Remember the response you got every time you asked your teacher how to spell a word? “Look it up on the dictionary.” To which we all mumbled under our breath, “How am I supposed to look it up if I don’t know how to spell it?”
Well, there may be another question that gets the same answer to “look it up in the dictionary.” That question is, “How do I interpret this statute?”
Honest. Check out University of Louisville’s law school Library Director Kurt X. Metzmeier’s paper at SSRN (Social Science Research Network) entitled “You Can Look it Up: The Use of Dictionaries in Interpreting Statutes.” No mumbling, now.
Here’s the abstract:
Justice Antonin Scalia’s well-known preference for using dictionaries rather than legislative history to interpret statutes is the jumping off point for an examination of the tools of textual analysis.

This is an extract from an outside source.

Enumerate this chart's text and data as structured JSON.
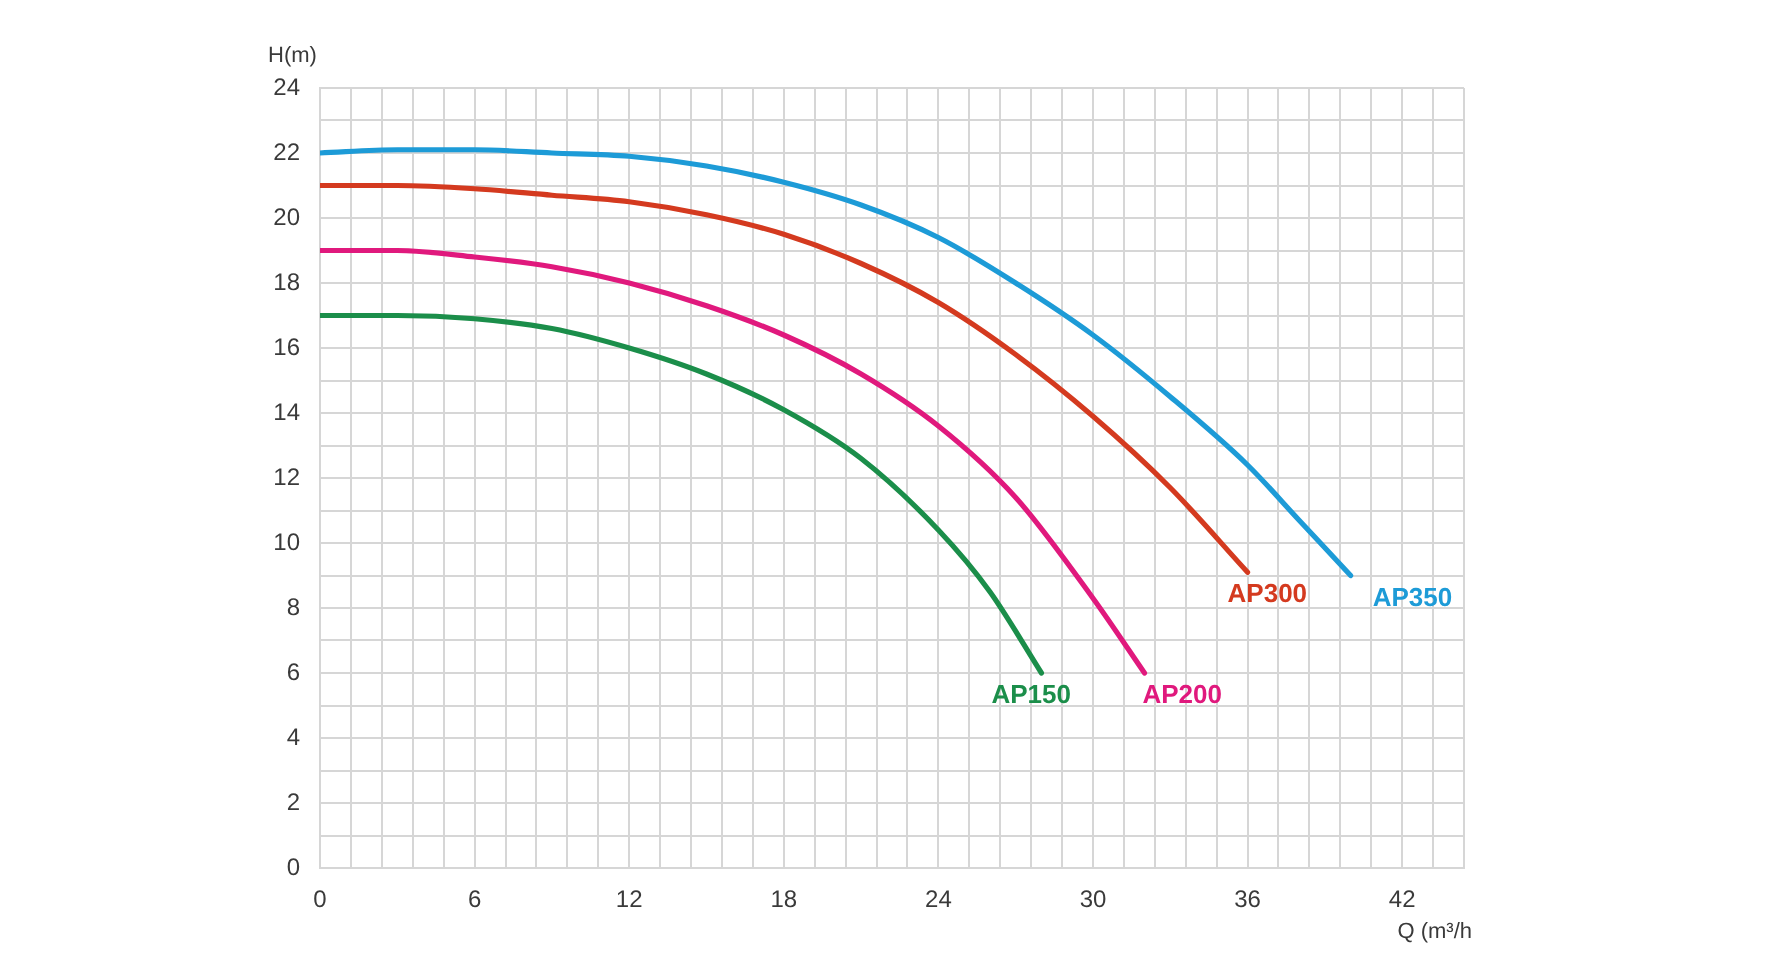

The brief article offers common-sense rules for scientifically selecting dictionaries to interpret statutory language. First, the author describes the most respected unabridged dictionaries and their history. Next, there is a discussion of the principle that the dictionary selected should be relatively contemporaneous with the text interpreted. Finally, the use of specialized dictionaries to interpret the unique terminology of a trade or profession is detailed.
Your reward for downloading the paper (besides the content itself) is a great color photo of a Justice Scalia “bobblehead” figure.
Thanks to Legal Writing Prof Blog for the link.